LA PRODUZIONE. Attualmente la Cantina Fiorentino svetta su cinque ettari di vigneti e produce solo vino rosso Aglianico; da poco ha anche piantato un nuovo vigneto di “Coda di Volpe” per avere un vino bianco e sperimentare il recupero del vino bianco prodotto da sua madre Margarita, sempre da vitigni autoctoni. La cantina attualmente produce tre vini rossi e un Rosé (tutti da uve Aglianico): Taurasi Docg – il “re” dei vini del Sud Italia, il Celsì Aglianico Doc e un Rosato di Aglianico “Flavia” (dedicato alla nipotina), quindi il vino bianco “Coda di Volpe” Zirpoli.

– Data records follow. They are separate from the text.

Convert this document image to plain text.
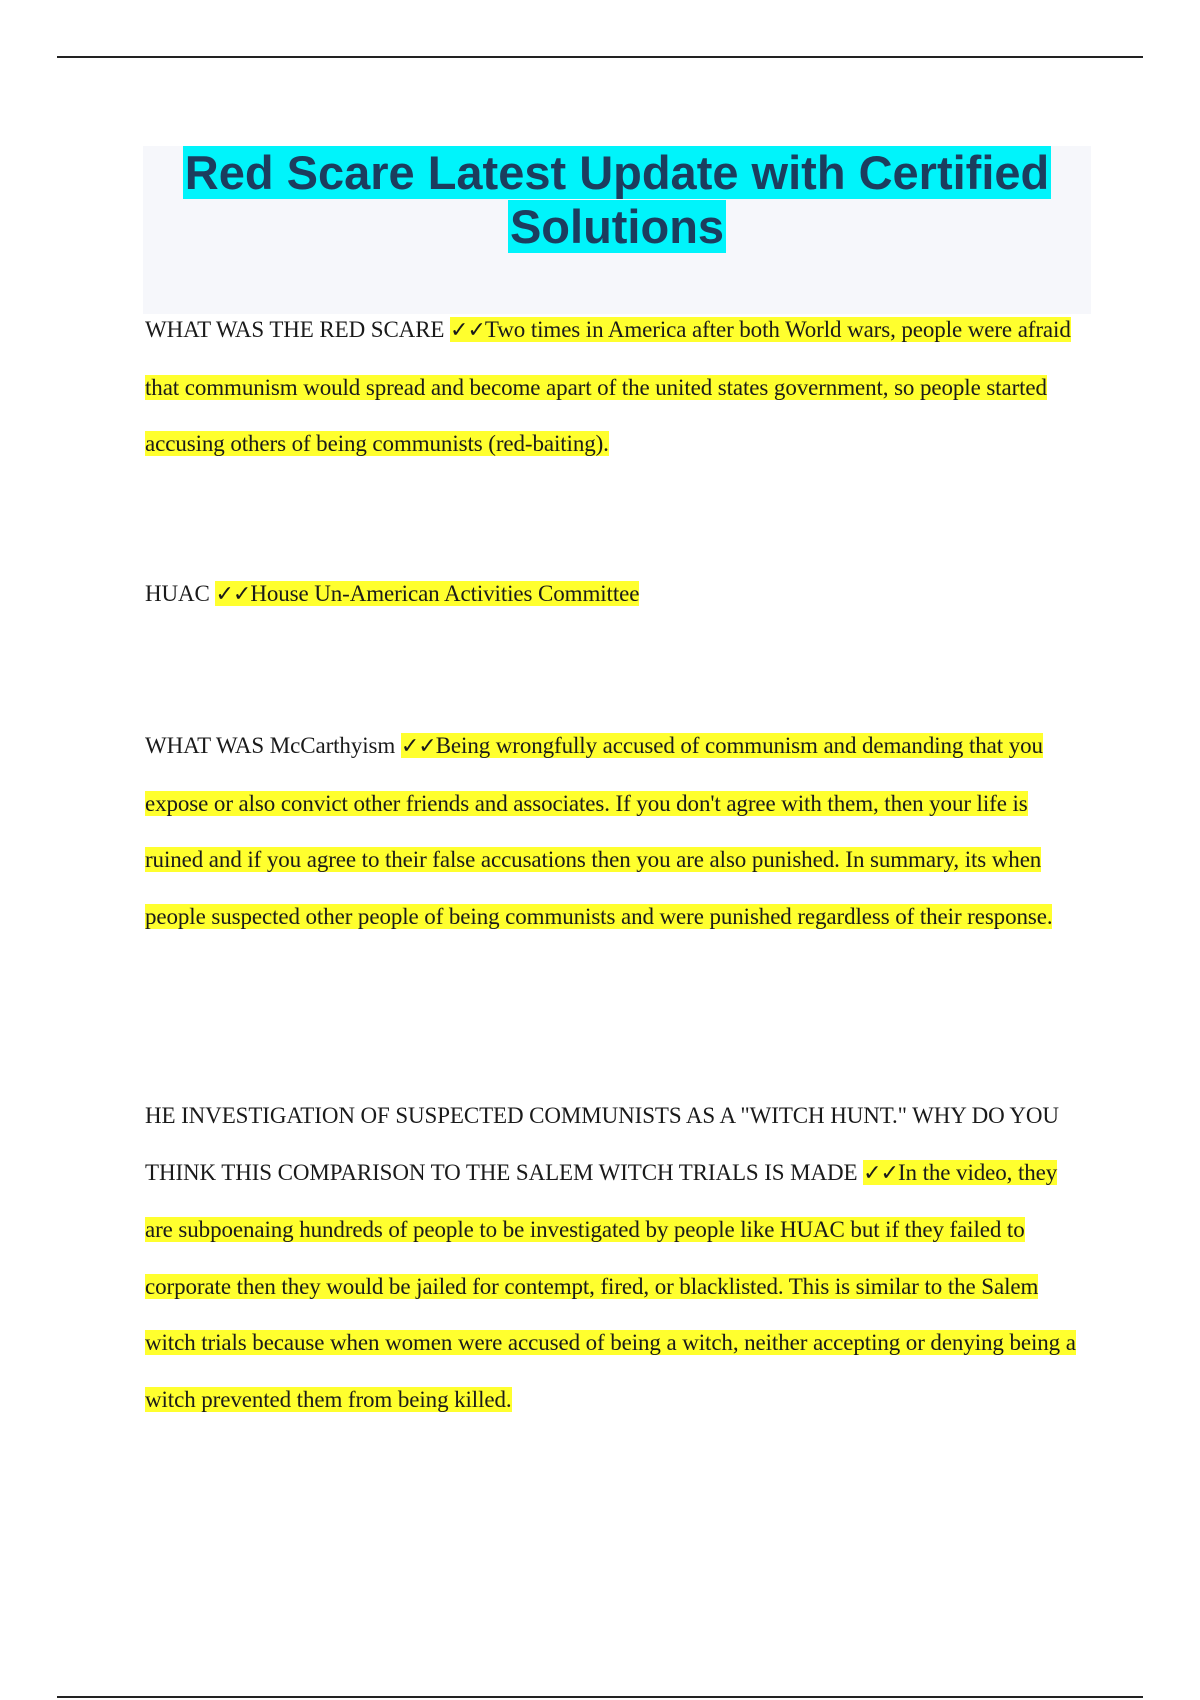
Red Scare Latest Update with Certified Solutions

WHAT WAS THE RED SCARE ✓✓Two times in America after both World wars, people were afraid that communism would spread and become apart of the united states government, so people started accusing others of being communists (red-baiting).

HUAC ✓✓House Un-American Activities Committee

WHAT WAS McCarthyism ✓✓Being wrongfully accused of communism and demanding that you expose or also convict other friends and associates. If you don't agree with them, then your life is ruined and if you agree to their false accusations then you are also punished. In summary, its when people suspected other people of being communists and were punished regardless of their response.

HE INVESTIGATION OF SUSPECTED COMMUNISTS AS A "WITCH HUNT." WHY DO YOU THINK THIS COMPARISON TO THE SALEM WITCH TRIALS IS MADE ✓✓In the video, they are subpoenaing hundreds of people to be investigated by people like HUAC but if they failed to corporate then they would be jailed for contempt, fired, or blacklisted. This is similar to the Salem witch trials because when women were accused of being a witch, neither accepting or denying being a witch prevented them from being killed.
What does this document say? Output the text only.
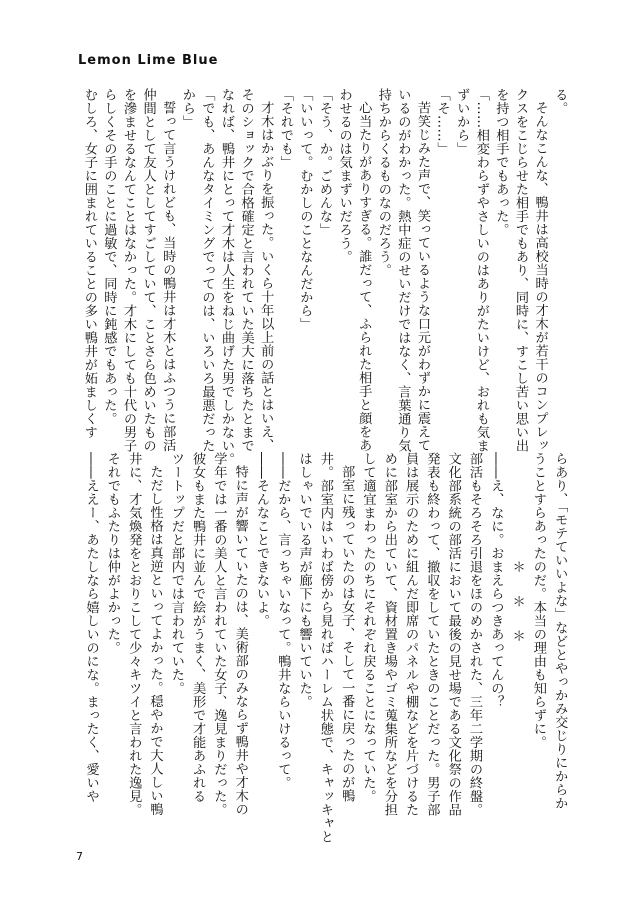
Lemon Lime Blue
る。
そんなこんな、鴨井は高校当時の才木が若干のコンプレッ
クスをこじらせた相手でもあり、同時に、すこし苦い思い出
を持つ相手でもあった。
「……相変わらずやさしいのはありがたいけど、おれも気ま
ずいから」
「そ……」
苦笑じみた声で、笑っているような口元がわずかに震えて
いるのがわかった。熱中症のせいだけではなく、言葉通り気
持ちからくるものなのだろう。
心当たりがありすぎる。誰だって、ふられた相手と顔をあ
わせるのは気まずいだろう。
「そう、か。ごめんな」
「いいって。むかしのことなんだから」
「それでも」
才木はかぶりを振った。いくら十年以上前の話とはいえ、
そのショックで合格確定と言われていた美大に落ちたとまで
なれば、鴨井にとって才木は人生をねじ曲げた男でしかない。
「でも、あんなタイミングでってのは、いろいろ最悪だった
から」
誓って言うけれども、当時の鴨井は才木とはふつうに部活
仲間として友人としてすごしていて、ことさら色めいたもの
を滲ませるなんてことはなかった。才木にしても十代の男子
らしくその手のことに過敏で、同時に鈍感でもあった。
むしろ、女子に囲まれていることの多い鴨井が妬ましくす
らあり、「モテていいよな」などとやっかみ交じりにからか
うことすらあったのだ。本当の理由も知らずに。
＊　＊　＊
――え、なに。おまえらつきあってんの？
部活もそろそろ引退をほのめかされた、三年二学期の終盤。
文化部系統の部活において最後の見せ場である文化祭の作品
発表も終わって、撤収をしていたときのことだった。男子部
員は展示のために組んだ即席のパネルや棚などを片づけるた
めに部室から出ていて、資材置き場やゴミ蒐集所などを分担
して適宜まわったのちにそれぞれ戻ることになっていた。
部室に残っていたのは女子、そして一番に戻ったのが鴨
井。部室内はいわば傍から見ればハーレム状態で、キャッキャと
はしゃいでいる声が廊下にも響いていた。
――だから、言っちゃいなって。鴨井ならいけるって。
――そんなことできないよ。
特に声が響いていたのは、美術部のみならず鴨井や才木の
学年では一番の美人と言われていた女子、逸見まりだった。
彼女もまた鴨井に並んで絵がうまく、美形で才能あふれる
ツートップだと部内では言われていた。
ただし性格は真逆といってよかった。穏やかで大人しい鴨
井に、才気煥発をとおりこして少々キツイと言われた逸見。
それでもふたりは仲がよかった。
――ええー、あたしなら嬉しいのにな。まったく、愛いや
7
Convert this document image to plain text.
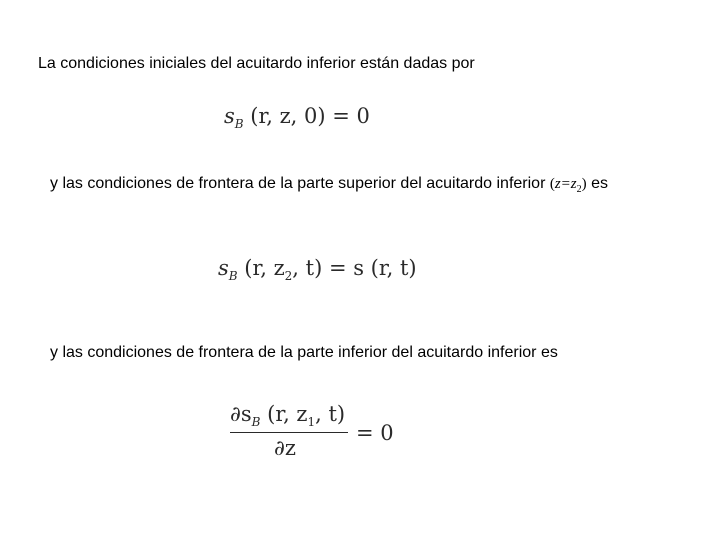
La condiciones iniciales del acuitardo inferior están dadas por
$s_B$ (r, z, 0) = 0
y las condiciones de frontera de la parte superior del acuitardo inferior $(z=z_2)$ es
$s_B$ (r, $z_2$, t) = s (r, t)
y las condiciones de frontera de la parte inferior del acuitardo inferior es
$\partial s_B$ (r, $z_1$, t)
∂z
= 0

La prima annata è stata la 2012, ma la filosofia adottata non guarda alla quantità prodotta, quanto alla qualità che vuole condensare storia, tradizione, valori e narrazione del territorio. Il primo vino etichettato infatti prende il nome di “Celsì” che replica il modo in cui suo padre e gli italoamericani i aveva accolti. Il desiderio espresso da Gianni Fiorentino è quello di produrre un ino che racconta la storia della famiglia e della sua terra. “Oggi ci troviamo in una condizione mutata rispetto solo a pochi mesi fa e lo sforzo che voglio compiere ancora più di prima è quello di rafforzare il carattere territoriale della mia piccola azienda in un universo vinicolo in grande movimento e riposizionamento, mostrando la mia cantina per quello che è e per quello per cui è nata: una azienda attenta alla qualità e genuinità del prodotto ed al rapporto con i clienti, al territorio ma anche al suo ruolo sociale e, appunto, culturale. Un’impresa non è e non deve essere un corpo estraneo della terra in cui essa vive e opera”.